Changes in the teenage years
Teenagers can be tricky! When children are young it is easier to have rules and enforce them. As they grow up teenagers start developing their own identities and this may not fit in with the ‘obliging child’ of their younger years. They may not want to meet up with their parents’ friends, they may have some issues with extended family gatherings, family holidays, going to church or continuing with practising an instrument. They may also have very different ideas about how they want to spend their evenings.
Parents lose power and influence
Whilst some parents can go with the flow, remembering their own teenage years and need for independence, other parents can really struggle with the lack of control that they feel as their children grow up. It is difficult to lose the power and influence that parents have established.
Preparing for adulthood
And yet, most parents understand that the ultimate goal of being a good parent is to help your child be independent, confident and able to function well in the world. With this in mind, your teenager needs to gradually assert themselves and have a say in what happens to them. What is more, adults need to encourage this transition and allow their teenager to make decisions, plan their time, have more control and yes, occasionally make mistakes.
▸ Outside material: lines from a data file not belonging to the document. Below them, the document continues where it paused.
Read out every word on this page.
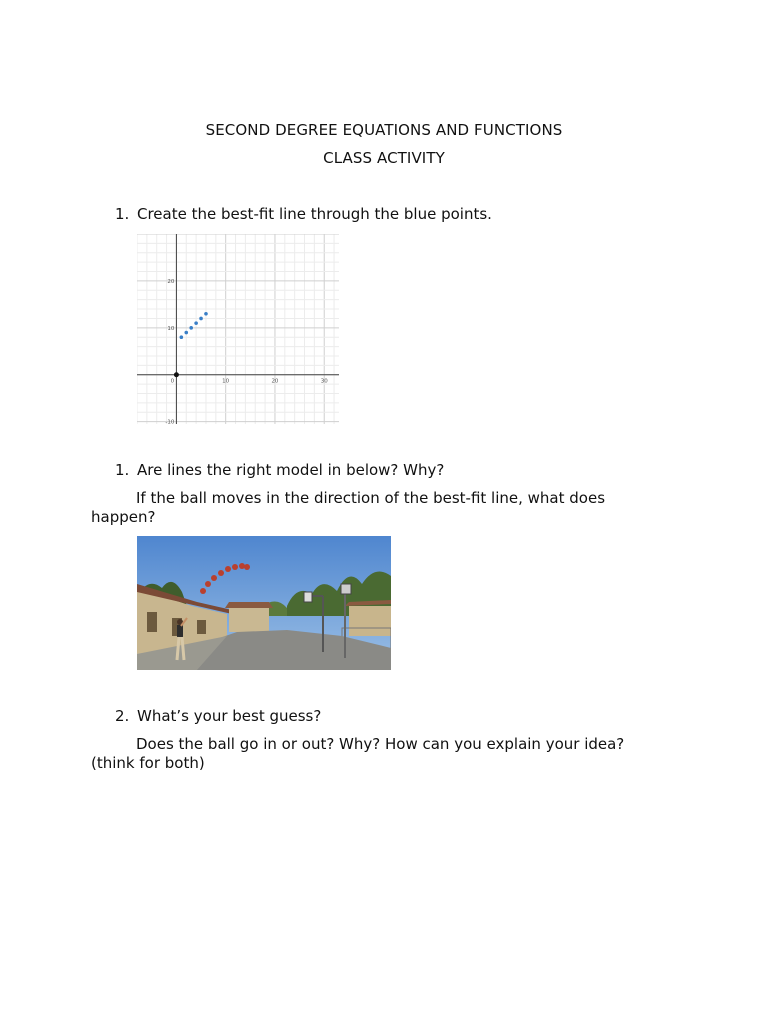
SECOND DEGREE EQUATIONS AND FUNCTIONS
CLASS ACTIVITY
1. Create the best-fit line through the blue points.
0	10	20	30
20
10
-10
1. Are lines the right model in below? Why?
If the ball moves in the direction of the best-fit line, what does happen?
2. What’s your best guess?
Does the ball go in or out? Why? How can you explain your idea? (think for both)
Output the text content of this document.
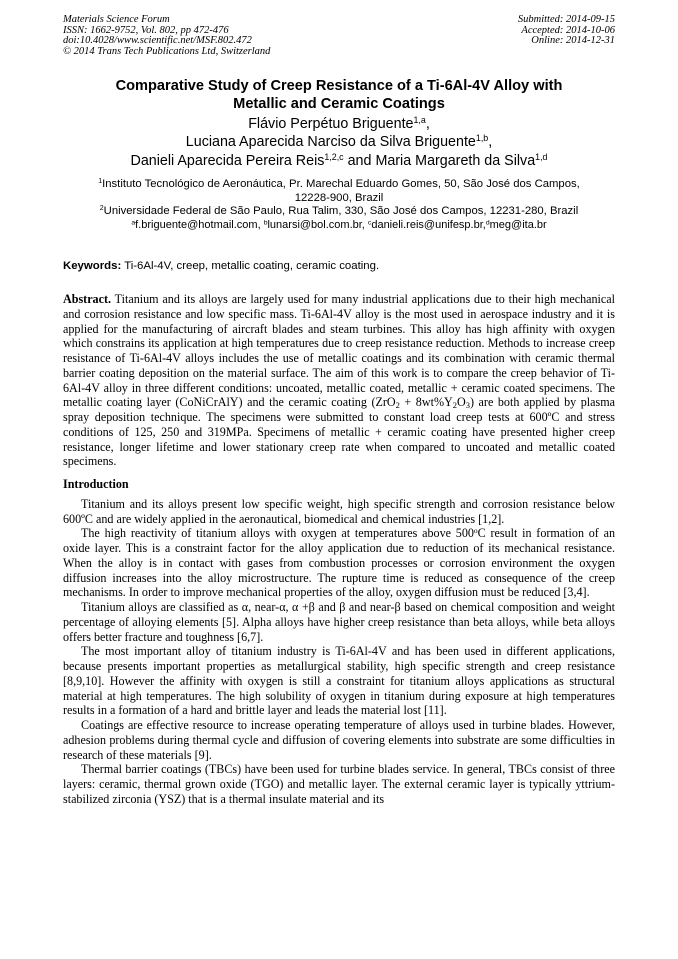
Materials Science Forum
ISSN: 1662-9752, Vol. 802, pp 472-476
doi:10.4028/www.scientific.net/MSF.802.472
© 2014 Trans Tech Publications Ltd, Switzerland
Submitted: 2014-09-15
Accepted: 2014-10-06
Online: 2014-12-31
Comparative Study of Creep Resistance of a Ti-6Al-4V Alloy with
Metallic and Ceramic Coatings
Flávio Perpétuo Briguente$^{1,a}$,
Luciana Aparecida Narciso da Silva Briguente$^{1,b}$,
Danieli Aparecida Pereira Reis$^{1,2,c}$ and Maria Margareth da Silva$^{1,d}$
$^1$Instituto Tecnológico de Aeronáutica, Pr. Marechal Eduardo Gomes, 50, São José dos Campos,
12228-900, Brazil
$^2$Universidade Federal de São Paulo, Rua Talim, 330, São José dos Campos, 12231-280, Brazil
$^a$f.briguente@hotmail.com, $^b$lunarsi@bol.com.br, $^c$danieli.reis@unifesp.br,$^d$meg@ita.br
Keywords: Ti-6Al-4V, creep, metallic coating, ceramic coating.

Abstract. Titanium and its alloys are largely used for many industrial applications due to their high mechanical and corrosion resistance and low specific mass. Ti-6Al-4V alloy is the most used in aerospace industry and it is applied for the manufacturing of aircraft blades and steam turbines. This alloy has high affinity with oxygen which constrains its application at high temperatures due to creep resistance reduction. Methods to increase creep resistance of Ti-6Al-4V alloys includes the use of metallic coatings and its combination with ceramic thermal barrier coating deposition on the material surface. The aim of this work is to compare the creep behavior of Ti-6Al-4V alloy in three different conditions: uncoated, metallic coated, metallic + ceramic coated specimens. The metallic coating layer (CoNiCrAlY) and the ceramic coating $(ZrO_2 + 8wt\%Y_2O_3)$ are both applied by plasma spray deposition technique. The specimens were submitted to constant load creep tests at 600ºC and stress conditions of 125, 250 and 319MPa. Specimens of metallic + ceramic coating have presented higher creep resistance, longer lifetime and lower stationary creep rate when compared to uncoated and metallic coated specimens.

Introduction

Titanium and its alloys present low specific weight, high specific strength and corrosion resistance below 600ºC and are widely applied in the aeronautical, biomedical and chemical industries [1,2].

The high reactivity of titanium alloys with oxygen at temperatures above 500$^o$C result in formation of an oxide layer. This is a constraint factor for the alloy application due to reduction of its mechanical resistance. When the alloy is in contact with gases from combustion processes or corrosion environment the oxygen diffusion increases into the alloy microstructure. The rupture time is reduced as consequence of the creep mechanisms. In order to improve mechanical properties of the alloy, oxygen diffusion must be reduced [3,4].

Titanium alloys are classified as α, near-α, α +β and β and near-β based on chemical composition and weight percentage of alloying elements [5]. Alpha alloys have higher creep resistance than beta alloys, while beta alloys offers better fracture and toughness [6,7].

The most important alloy of titanium industry is Ti-6Al-4V and has been used in different applications, because presents important properties as metallurgical stability, high specific strength and creep resistance [8,9,10]. However the affinity with oxygen is still a constraint for titanium alloys applications as structural material at high temperatures. The high solubility of oxygen in titanium during exposure at high temperatures results in a formation of a hard and brittle layer and leads the material lost [11].

Coatings are effective resource to increase operating temperature of alloys used in turbine blades. However, adhesion problems during thermal cycle and diffusion of covering elements into substrate are some difficulties in research of these materials [9].

Thermal barrier coatings (TBCs) have been used for turbine blades service. In general, TBCs consist of three layers: ceramic, thermal grown oxide (TGO) and metallic layer. The external ceramic layer is typically yttrium-stabilized zirconia (YSZ) that is a thermal insulate material and its
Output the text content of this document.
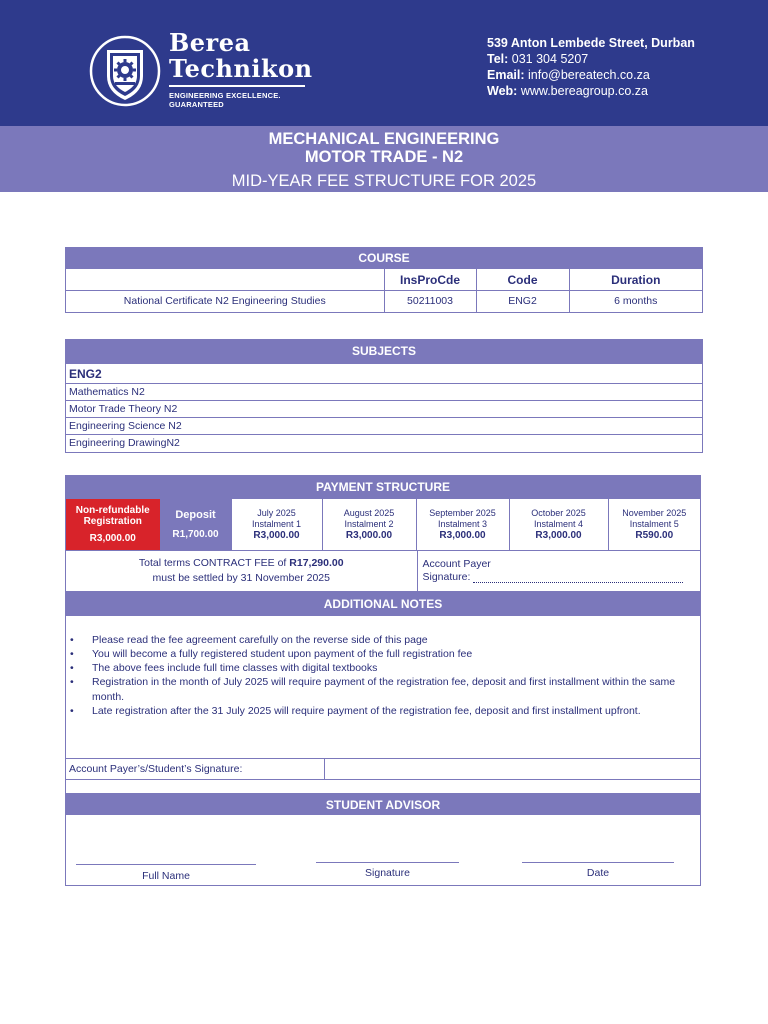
Berea
Technikon
ENGINEERING EXCELLENCE.
GUARANTEED
539 Anton Lembede Street, Durban
Tel: 031 304 5207
Email: info@bereatech.co.za
Web: www.bereagroup.co.za
MECHANICAL ENGINEERING
MOTOR TRADE - N2
MID-YEAR FEE STRUCTURE FOR 2025
COURSE
	InsProCde	Code	Duration
National Certificate N2 Engineering Studies	50211003	ENG2	6 months
SUBJECTS
ENG2
Mathematics N2
Motor Trade Theory N2
Engineering Science N2
Engineering DrawingN2
PAYMENT STRUCTURE
Non-refundable
Registration
R3,000.00

Deposit
R1,700.00

July 2025
Instalment 1
R3,000.00

August 2025
Instalment 2
R3,000.00

September 2025
Instalment 3
R3,000.00

October 2025
Instalment 4
R3,000.00

November 2025
Instalment 5
R590.00
Total terms CONTRACT FEE of R17,290.00
must be settled by 31 November 2025	
Account Payer
Signature:
ADDITIONAL NOTES
• Please read the fee agreement carefully on the reverse side of this page
• You will become a fully registered student upon payment of the full registration fee
• The above fees include full time classes with digital textbooks
• Registration in the month of July 2025 will require payment of the registration fee, deposit and first installment within the same month.
• Late registration after the 31 July 2025 will require payment of the registration fee, deposit and first installment upfront.
Account Payer’s/Student’s Signature:
STUDENT ADVISOR
Full Name	Signature	Date
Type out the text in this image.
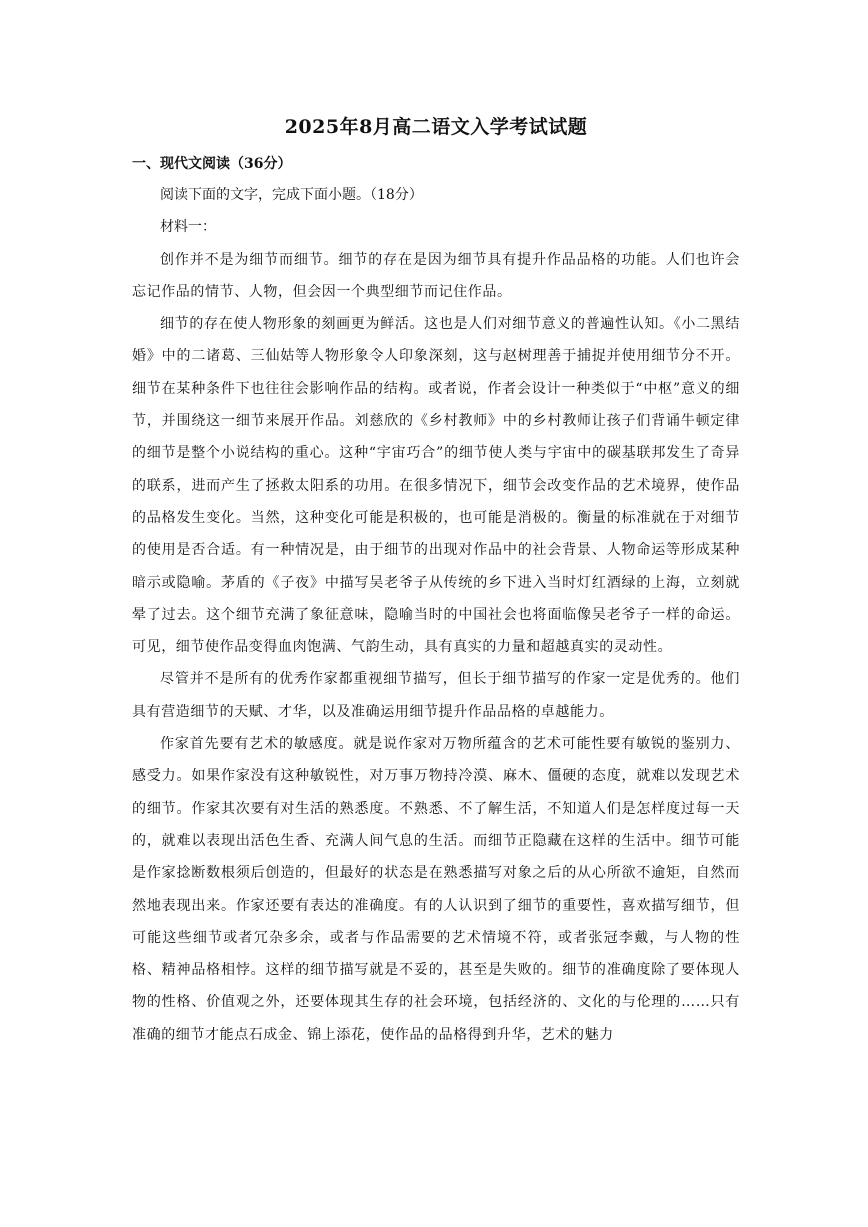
2025年8月高二语文入学考试试题
一、现代文阅读（36分）

阅读下面的文字，完成下面小题。（18分）

材料一：

创作并不是为细节而细节。细节的存在是因为细节具有提升作品品格的功能。人们也许会忘记作品的情节、人物，但会因一个典型细节而记住作品。

细节的存在使人物形象的刻画更为鲜活。这也是人们对细节意义的普遍性认知。《小二黑结婚》中的二诸葛、三仙姑等人物形象令人印象深刻，这与赵树理善于捕捉并使用细节分不开。细节在某种条件下也往往会影响作品的结构。或者说，作者会设计一种类似于“中枢”意义的细节，并围绕这一细节来展开作品。刘慈欣的《乡村教师》中的乡村教师让孩子们背诵牛顿定律的细节是整个小说结构的重心。这种“宇宙巧合”的细节使人类与宇宙中的碳基联邦发生了奇异的联系，进而产生了拯救太阳系的功用。在很多情况下，细节会改变作品的艺术境界，使作品的品格发生变化。当然，这种变化可能是积极的，也可能是消极的。衡量的标准就在于对细节的使用是否合适。有一种情况是，由于细节的出现对作品中的社会背景、人物命运等形成某种暗示或隐喻。茅盾的《子夜》中描写吴老爷子从传统的乡下进入当时灯红酒绿的上海，立刻就晕了过去。这个细节充满了象征意味，隐喻当时的中国社会也将面临像吴老爷子一样的命运。可见，细节使作品变得血肉饱满、气韵生动，具有真实的力量和超越真实的灵动性。

尽管并不是所有的优秀作家都重视细节描写，但长于细节描写的作家一定是优秀的。他们具有营造细节的天赋、才华，以及准确运用细节提升作品品格的卓越能力。

作家首先要有艺术的敏感度。就是说作家对万物所蕴含的艺术可能性要有敏锐的鉴别力、感受力。如果作家没有这种敏锐性，对万事万物持冷漠、麻木、僵硬的态度，就难以发现艺术的细节。作家其次要有对生活的熟悉度。不熟悉、不了解生活，不知道人们是怎样度过每一天的，就难以表现出活色生香、充满人间气息的生活。而细节正隐藏在这样的生活中。细节可能是作家捻断数根须后创造的，但最好的状态是在熟悉描写对象之后的从心所欲不逾矩，自然而然地表现出来。作家还要有表达的准确度。有的人认识到了细节的重要性，喜欢描写细节，但可能这些细节或者冗杂多余，或者与作品需要的艺术情境不符，或者张冠李戴，与人物的性格、精神品格相悖。这样的细节描写就是不妥的，甚至是失败的。细节的准确度除了要体现人物的性格、价值观之外，还要体现其生存的社会环境，包括经济的、文化的与伦理的……只有准确的细节才能点石成金、锦上添花，使作品的品格得到升华，艺术的魅力
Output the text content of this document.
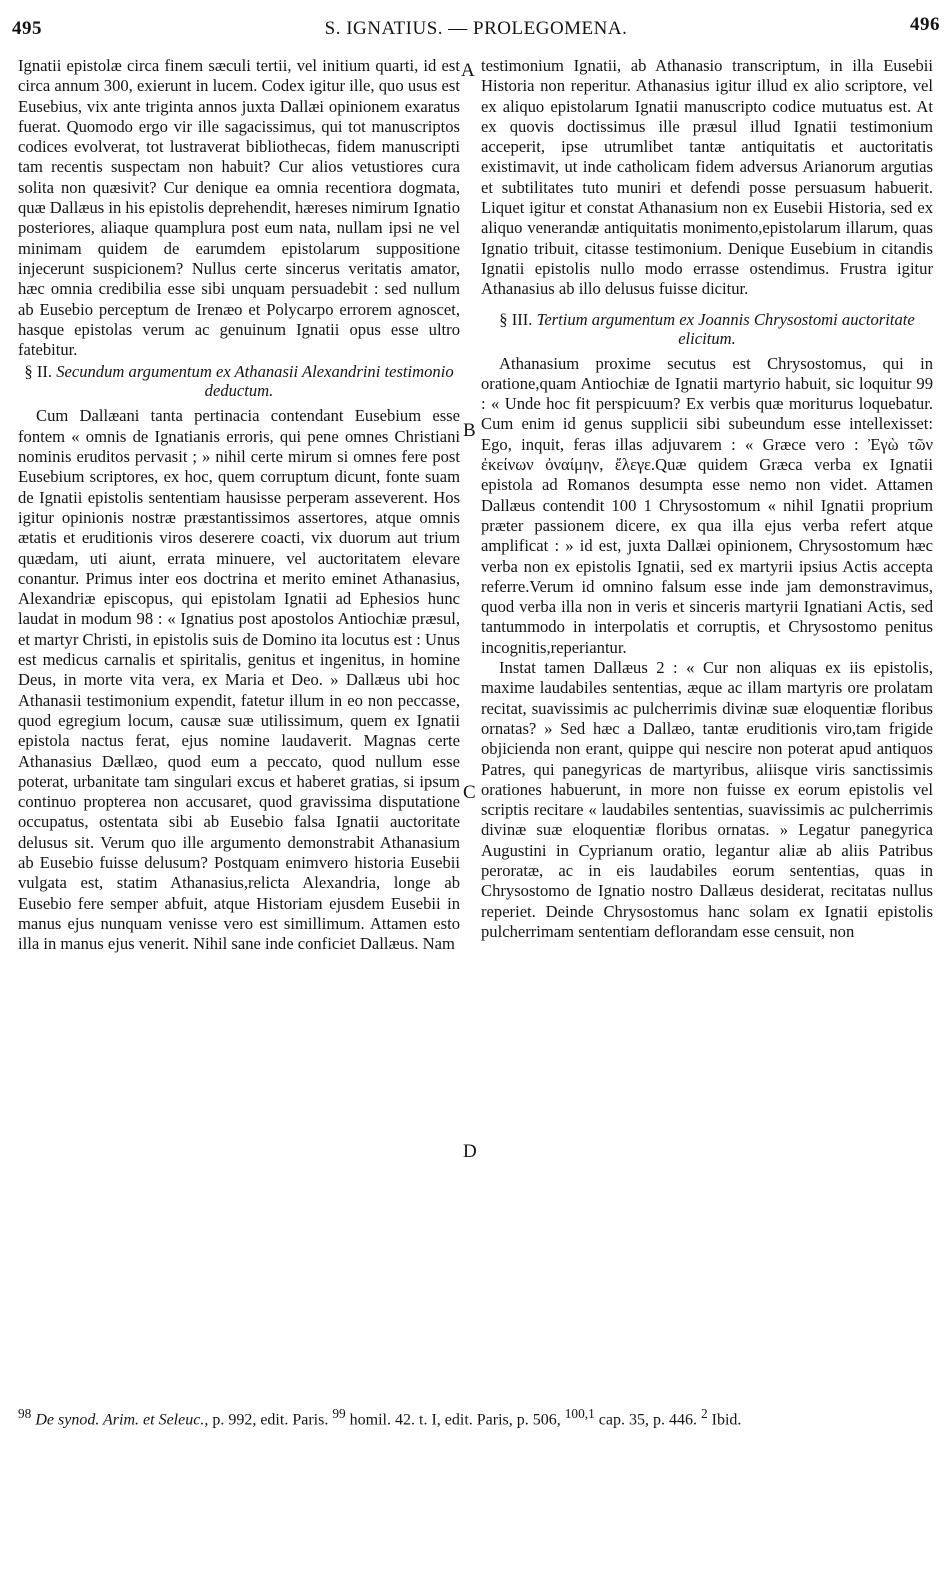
495	S. IGNATIUS. — PROLEGOMENA.	496

Ignatii epistolæ circa finem sæculi tertii, vel initium quarti, id est circa annum 300, exierunt in lucem. Codex igitur ille, quo usus est Eusebius, vix ante triginta annos juxta Dallæi opinionem exaratus fuerat. Quomodo ergo vir ille sagacissimus, qui tot manuscriptos codices evolverat, tot lustraverat bibliothecas, fidem manuscripti tam recentis suspectam non habuit? Cur alios vetustiores cura solita non quæsivit? Cur denique ea omnia recentiora dogmata, quæ Dallæus in his epistolis deprehendit, hæreses nimirum Ignatio posteriores, aliaque quamplura post eum nata, nullam ipsi ne vel minimam quidem de earumdem epistolarum suppositione injecerunt suspicionem? Nullus certe sincerus veritatis amator, hæc omnia credibilia esse sibi unquam persuadebit : sed nullum ab Eusebio perceptum de Irenæo et Polycarpo errorem agnoscet, hasque epistolas verum ac genuinum Ignatii opus esse ultro fatebitur.

§ II. Secundum argumentum ex Athanasii Alexandrini testimonio deductum.

Cum Dallæani tanta pertinacia contendant Eusebium esse fontem « omnis de Ignatianis erroris, qui pene omnes Christiani nominis eruditos pervasit ; » nihil certe mirum si omnes fere post Eusebium scriptores, ex hoc, quem corruptum dicunt, fonte suam de Ignatii epistolis sententiam hausisse perperam asseverent. Hos igitur opinionis nostræ præstantissimos assertores, atque omnis ætatis et eruditionis viros deserere coacti, vix duorum aut trium quædam, uti aiunt, errata minuere, vel auctoritatem elevare conantur. Primus inter eos doctrina et merito eminet Athanasius, Alexandriæ episcopus, qui epistolam Ignatii ad Ephesios hunc laudat in modum 98 : « Ignatius post apostolos Antiochiæ præsul, et martyr Christi, in epistolis suis de Domino ita locutus est : Unus est medicus carnalis et spiritalis, genitus et ingenitus, in homine Deus, in morte vita vera, ex Maria et Deo. » Dallæus ubi hoc Athanasii testimonium expendit, fatetur illum in eo non peccasse, quod egregium locum, causæ suæ utilissimum, quem ex Ignatii epistola nactus ferat, ejus nomine laudaverit. Magnas certe Athanasius Dællæo, quod eum a peccato, quod nullum esse poterat, urbanitate tam singulari excus et haberet gratias, si ipsum continuo propterea non accusaret, quod gravissima disputatione occupatus, ostentata sibi ab Eusebio falsa Ignatii auctoritate delusus sit. Verum quo ille argumento demonstrabit Athanasium ab Eusebio fuisse delusum? Postquam enimvero historia Eusebii vulgata est, statim Athanasius,relicta Alexandria, longe ab Eusebio fere semper abfuit, atque Historiam ejusdem Eusebii in manus ejus nunquam venisse vero est simillimum. Attamen esto illa in manus ejus venerit. Nihil sane inde conficiet Dallæus. Nam

A
B
C
D

testimonium Ignatii, ab Athanasio transcriptum, in illa Eusebii Historia non reperitur. Athanasius igitur illud ex alio scriptore, vel ex aliquo epistolarum Ignatii manuscripto codice mutuatus est. At ex quovis doctissimus ille præsul illud Ignatii testimonium acceperit, ipse utrumlibet tantæ antiquitatis et auctoritatis existimavit, ut inde catholicam fidem adversus Arianorum argutias et subtilitates tuto muniri et defendi posse persuasum habuerit. Liquet igitur et constat Athanasium non ex Eusebii Historia, sed ex aliquo venerandæ antiquitatis monimento,epistolarum illarum, quas Ignatio tribuit, citasse testimonium. Denique Eusebium in citandis Ignatii epistolis nullo modo errasse ostendimus. Frustra igitur Athanasius ab illo delusus fuisse dicitur.

§ III. Tertium argumentum ex Joannis Chrysostomi auctoritate elicitum.

Athanasium proxime secutus est Chrysostomus, qui in oratione,quam Antiochiæ de Ignatii martyrio habuit, sic loquitur 99 : « Unde hoc fit perspicuum? Ex verbis quæ moriturus loquebatur. Cum enim id genus supplicii sibi subeundum esse intellexisset: Ego, inquit, feras illas adjuvarem : « Græce vero : Ἐγὼ τῶν ἐκείνων ὀναίμην, ἔλεγε.Quæ quidem Græca verba ex Ignatii epistola ad Romanos desumpta esse nemo non videt. Attamen Dallæus contendit 100 1 Chrysostomum « nihil Ignatii proprium præter passionem dicere, ex qua illa ejus verba refert atque amplificat : » id est, juxta Dallæi opinionem, Chrysostomum hæc verba non ex epistolis Ignatii, sed ex martyrii ipsius Actis accepta referre.Verum id omnino falsum esse inde jam demonstravimus, quod verba illa non in veris et sinceris martyrii Ignatiani Actis, sed tantummodo in interpolatis et corruptis, et Chrysostomo penitus incognitis,reperiantur.

Instat tamen Dallæus 2 : « Cur non aliquas ex iis epistolis, maxime laudabiles sententias, æque ac illam martyris ore prolatam recitat, suavissimis ac pulcherrimis divinæ suæ eloquentiæ floribus ornatas? » Sed hæc a Dallæo, tantæ eruditionis viro,tam frigide objicienda non erant, quippe qui nescire non poterat apud antiquos Patres, qui panegyricas de martyribus, aliisque viris sanctissimis orationes habuerunt, in more non fuisse ex eorum epistolis vel scriptis recitare « laudabiles sententias, suavissimis ac pulcherrimis divinæ suæ eloquentiæ floribus ornatas. » Legatur panegyrica Augustini in Cyprianum oratio, legantur aliæ ab aliis Patribus peroratæ, ac in eis laudabiles eorum sententias, quas in Chrysostomo de Ignatio nostro Dallæus desiderat, recitatas nullus reperiet. Deinde Chrysostomus hanc solam ex Ignatii epistolis pulcherrimam sententiam deflorandam esse censuit, non

$^{98}$ De synod. Arim. et Seleuc., p. 992, edit. Paris. $^{99}$ homil. 42. t. I, edit. Paris, p. 506, $^{100,1}$ cap. 35, p. 446. $^2$ Ibid.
How parenting changes in the teenage years
So what is the role of a parent with a teenager? How much control should we insist on, and how much should we stand back? This is going to be different for each family. Parents are still responsible for their children. There need to be some rules that reflect the values of the parents and which are non-negotiable. Each family has to decide for themselves what these are, and in general, having just a few hard-and-fast rules is best. However, parents need to be flexible with a teenager’s social life and allowing them some independence. When they leave home, if they have not had a chance to become responsible they will suddenly be bombarded with temptations of all descriptions. It may be best to allow them to enjoy some of those freedoms whilst you are still around to help them support them when they find out the consequences of their actions.
8 steps to develop responsibility and self-reliance
- Limit pocket money: With our own children, we have tried to help foster both independence and responsibility. Our teenage daughters get £15 a month pocket money which goes on the mobile phone contract.
- Encourage them to earn money: If they need any more money they have to earn it. One daughter has become our house ‘cleaner’, the other gets temporary work at a hotel to earn money. One daughter racked up a large phone bill, so she is paying this off gradually.
- Organise their own socials: We allow the children to arrange get-togethers with their friends provided they check with me first, and we ferry them around to these.
- Maintain family expectations: We expect them to attend extended family meals.
- Have rules to keep them safe: I don’t like teenage ‘sleep-overs’, so my children know that I will need to talk to the parents about the plans for an overnight stay and whether there will be alcohol there.
- Allow alcohol at family meals: At the weekend if we have a bottle of wine with the meal, we will offer it to the children to have with their meal. (They rarely want to try it, and if they do, just have a tiny glass.)
- Encourage opportunities to mix with both sexes: As they go to a single-sex school, we encourage them to do activities where they mix with boys and girls, and they will go to a mixed sixth-form college.
- Ensure they take responsibility for their belongings: If they lose something they pay for it –including school uniform, but we happily replace anything they grow out of. We provide essentials and they pay for anything extra.
It’s all a matter of helping them be responsible with their money and in social situations. And it is important to explain your values to them so that they use their freedom wisely.
Support when things go wrong
One of the things my children know is that we will be there for them if ever things go wrong. Once or twice there has been a situation where they have made a mistake. They know they can always come to us and we will help them deal with the situation and support them.
As they grow older and leave home, as a parent this is one of the things you can do which will make a huge difference to your child. Not to bail them out, but to listen, help them problem-solve and to support them when they need to deal with the consequences of their actions. They need to know that you love them unconditionally and will stand alongside them in any difficulties they will face. They also need to trust that when they make a mistake you will listen and not judge. But will help them work out how to deal with the issue and learn any lessons. At that point, your reaction will be crucial to your future relationship so think wisely before you react to your child admitting to an error of judgement.
Make time to talk
Finally, just be there for your teenager and young adult. When they need your time to chat, make it a priority. At home make time to talk every day. When they leave home speak as often as you can. Ring them if they don’t ring you. Learn to text; learn to use Facebook and instant messaging. Keep the lines of communication open and be sure that they know that they can come to you for support and a listening ear whenever they want. Hopefully, this will set them up for a lifetime.